Re: Re: best practice for moving millions of rows to child table when setting up partitioning?
List pgsql-admin
On 04/27/2011 10:48 AM, Mark Stosberg wrote:
>
> Hello,
>
> I'm working on moving a table with over 30 million to rows to be
> partitioned. The table seeing several inserts per second. It's
> essentially an activity log that only sees insert activity and is
> lightly used for reporting, such that queries against it can safely be
> disabled during a transition.
>
> I'm looking for recommendations for a way to do this that will be least
> disruptive to the flow of inserts statements that will continue to
> stream in.
>
> Here's the plan which seems best to me at the moment. Is it is
> reasonable?

I revised my plan based on feedback and mentioned resources here, and
also due to my own concerns about the resource and performance impact of
using the INSERT .. SELECT pattern on millions of rows at a time.

Here's my revised plan for the transition, which avoids using large
INSERT..SELECT statements, and only requires a minimal amount of the
transition to work to happen once the application has started to insert
data into the child tables. Seem reasonable?

New Plan
---------

1. Create the child tables targeted to contain data from the parent as
   standalone tables (including archive tables and the current month).

2. Take a full database backup from this morning and extract the COPY
   statement for the parent table. Manually split it up by date to create
   multiple copy statements, one for each partition.

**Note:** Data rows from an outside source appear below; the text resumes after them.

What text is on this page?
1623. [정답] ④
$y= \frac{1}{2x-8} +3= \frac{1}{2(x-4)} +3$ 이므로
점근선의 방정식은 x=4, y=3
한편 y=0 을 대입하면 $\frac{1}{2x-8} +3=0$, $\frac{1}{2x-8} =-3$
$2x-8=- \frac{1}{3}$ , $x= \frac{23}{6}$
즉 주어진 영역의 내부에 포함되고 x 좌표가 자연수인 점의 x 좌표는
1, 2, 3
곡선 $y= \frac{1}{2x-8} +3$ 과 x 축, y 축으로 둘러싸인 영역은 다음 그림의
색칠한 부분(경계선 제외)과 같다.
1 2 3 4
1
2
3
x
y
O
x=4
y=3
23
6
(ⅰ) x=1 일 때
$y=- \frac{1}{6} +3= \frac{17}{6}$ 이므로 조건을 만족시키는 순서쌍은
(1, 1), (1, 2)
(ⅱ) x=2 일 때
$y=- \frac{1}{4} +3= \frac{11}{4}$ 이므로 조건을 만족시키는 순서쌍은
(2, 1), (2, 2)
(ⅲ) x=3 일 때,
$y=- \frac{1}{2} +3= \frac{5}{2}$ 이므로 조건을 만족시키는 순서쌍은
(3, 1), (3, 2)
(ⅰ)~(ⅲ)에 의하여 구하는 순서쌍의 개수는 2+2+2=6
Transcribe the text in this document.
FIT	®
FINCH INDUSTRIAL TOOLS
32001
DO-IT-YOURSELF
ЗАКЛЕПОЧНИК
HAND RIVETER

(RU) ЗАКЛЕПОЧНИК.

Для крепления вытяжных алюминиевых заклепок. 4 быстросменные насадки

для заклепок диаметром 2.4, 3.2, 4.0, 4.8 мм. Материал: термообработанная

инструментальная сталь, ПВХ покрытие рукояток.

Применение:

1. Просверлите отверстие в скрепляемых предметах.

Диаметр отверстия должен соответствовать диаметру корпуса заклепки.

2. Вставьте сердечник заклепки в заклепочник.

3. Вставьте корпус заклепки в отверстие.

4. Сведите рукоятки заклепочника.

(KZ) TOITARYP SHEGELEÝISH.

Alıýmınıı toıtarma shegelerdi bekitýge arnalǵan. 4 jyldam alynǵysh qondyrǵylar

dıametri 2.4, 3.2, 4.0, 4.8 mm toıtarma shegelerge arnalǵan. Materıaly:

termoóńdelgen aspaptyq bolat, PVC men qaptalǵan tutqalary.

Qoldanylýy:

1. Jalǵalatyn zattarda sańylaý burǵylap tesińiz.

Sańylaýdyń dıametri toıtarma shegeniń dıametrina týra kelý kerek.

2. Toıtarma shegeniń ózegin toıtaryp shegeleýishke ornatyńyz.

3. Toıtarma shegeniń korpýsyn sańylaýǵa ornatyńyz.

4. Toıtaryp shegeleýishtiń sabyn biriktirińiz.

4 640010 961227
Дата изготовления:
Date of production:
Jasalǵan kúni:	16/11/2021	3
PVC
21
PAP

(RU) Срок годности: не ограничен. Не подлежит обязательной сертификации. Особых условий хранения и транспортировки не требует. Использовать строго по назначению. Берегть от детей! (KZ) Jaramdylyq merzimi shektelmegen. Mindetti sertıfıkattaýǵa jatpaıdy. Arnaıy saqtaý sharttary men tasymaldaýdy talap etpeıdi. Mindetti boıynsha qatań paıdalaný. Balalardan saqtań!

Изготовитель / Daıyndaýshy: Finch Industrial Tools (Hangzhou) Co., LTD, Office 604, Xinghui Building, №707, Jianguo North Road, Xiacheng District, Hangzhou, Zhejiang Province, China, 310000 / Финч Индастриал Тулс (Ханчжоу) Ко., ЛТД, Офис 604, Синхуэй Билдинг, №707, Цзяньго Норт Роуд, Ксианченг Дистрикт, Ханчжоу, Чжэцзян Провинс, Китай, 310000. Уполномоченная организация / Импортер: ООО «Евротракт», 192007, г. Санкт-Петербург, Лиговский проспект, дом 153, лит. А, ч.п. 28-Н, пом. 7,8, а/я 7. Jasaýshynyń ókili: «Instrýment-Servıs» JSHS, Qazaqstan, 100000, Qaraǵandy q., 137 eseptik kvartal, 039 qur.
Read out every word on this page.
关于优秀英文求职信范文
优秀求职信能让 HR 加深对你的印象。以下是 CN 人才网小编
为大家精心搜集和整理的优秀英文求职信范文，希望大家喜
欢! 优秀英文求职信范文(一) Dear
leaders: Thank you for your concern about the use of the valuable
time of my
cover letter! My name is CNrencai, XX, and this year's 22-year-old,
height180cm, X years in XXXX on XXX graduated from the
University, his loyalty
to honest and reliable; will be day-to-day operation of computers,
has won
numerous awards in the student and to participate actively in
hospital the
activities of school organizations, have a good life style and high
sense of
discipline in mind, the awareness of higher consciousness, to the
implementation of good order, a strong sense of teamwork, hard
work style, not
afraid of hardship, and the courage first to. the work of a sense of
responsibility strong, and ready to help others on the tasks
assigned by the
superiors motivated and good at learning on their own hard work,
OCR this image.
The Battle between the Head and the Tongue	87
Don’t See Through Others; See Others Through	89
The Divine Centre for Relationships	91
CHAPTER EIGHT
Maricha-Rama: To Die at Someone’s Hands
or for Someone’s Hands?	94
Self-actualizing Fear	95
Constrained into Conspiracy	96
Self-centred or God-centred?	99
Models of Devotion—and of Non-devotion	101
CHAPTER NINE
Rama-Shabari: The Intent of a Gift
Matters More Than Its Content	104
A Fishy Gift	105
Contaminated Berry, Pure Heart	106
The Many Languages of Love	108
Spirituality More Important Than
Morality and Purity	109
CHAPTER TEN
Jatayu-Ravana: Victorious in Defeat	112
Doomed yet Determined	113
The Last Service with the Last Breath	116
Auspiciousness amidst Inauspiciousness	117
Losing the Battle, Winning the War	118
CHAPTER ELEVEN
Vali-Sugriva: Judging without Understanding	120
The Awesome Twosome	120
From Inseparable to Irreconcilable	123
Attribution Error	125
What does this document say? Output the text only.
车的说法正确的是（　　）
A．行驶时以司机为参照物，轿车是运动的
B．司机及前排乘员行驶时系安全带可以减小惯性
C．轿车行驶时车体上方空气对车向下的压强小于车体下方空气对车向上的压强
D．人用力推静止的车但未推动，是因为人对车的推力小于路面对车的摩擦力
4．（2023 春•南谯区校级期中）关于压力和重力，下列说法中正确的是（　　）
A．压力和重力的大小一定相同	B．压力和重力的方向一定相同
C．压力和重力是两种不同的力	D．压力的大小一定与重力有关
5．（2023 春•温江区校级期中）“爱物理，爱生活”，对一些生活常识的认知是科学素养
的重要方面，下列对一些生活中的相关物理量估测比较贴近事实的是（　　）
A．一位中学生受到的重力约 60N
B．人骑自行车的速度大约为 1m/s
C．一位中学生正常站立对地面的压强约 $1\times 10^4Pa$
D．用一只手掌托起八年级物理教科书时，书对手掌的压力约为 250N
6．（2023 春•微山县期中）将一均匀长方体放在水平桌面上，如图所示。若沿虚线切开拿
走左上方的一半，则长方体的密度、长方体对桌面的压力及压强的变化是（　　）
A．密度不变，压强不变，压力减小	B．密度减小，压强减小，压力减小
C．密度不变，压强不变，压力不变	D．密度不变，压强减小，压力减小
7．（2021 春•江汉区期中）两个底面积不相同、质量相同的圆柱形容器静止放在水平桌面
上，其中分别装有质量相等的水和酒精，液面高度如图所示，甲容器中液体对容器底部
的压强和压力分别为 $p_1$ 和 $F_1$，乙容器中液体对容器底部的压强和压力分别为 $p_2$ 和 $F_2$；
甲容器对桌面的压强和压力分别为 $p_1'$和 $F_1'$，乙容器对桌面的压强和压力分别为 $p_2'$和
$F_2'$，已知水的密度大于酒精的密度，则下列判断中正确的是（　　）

3. Run the COPY statements to load the data into each child table.  So
   far, everything has happened outside of application access.

4. Find the max ID that has been inserted in the current child table.

5. INSERT .. SELECT the missing rows from the last backup from the parent
   table to the current child table to be. Again, note the max ID.

6. Now, during a maintenance window:
   - alter the child tables to inherit the parent
   - Set up the trigger which starts redirecting inserts
     from the parent table to the child table.
   - INSERT .. SELECT the file the final few missing rows from
     the parent to the current child
   - TRUNCATE then CLUSTER the parent table.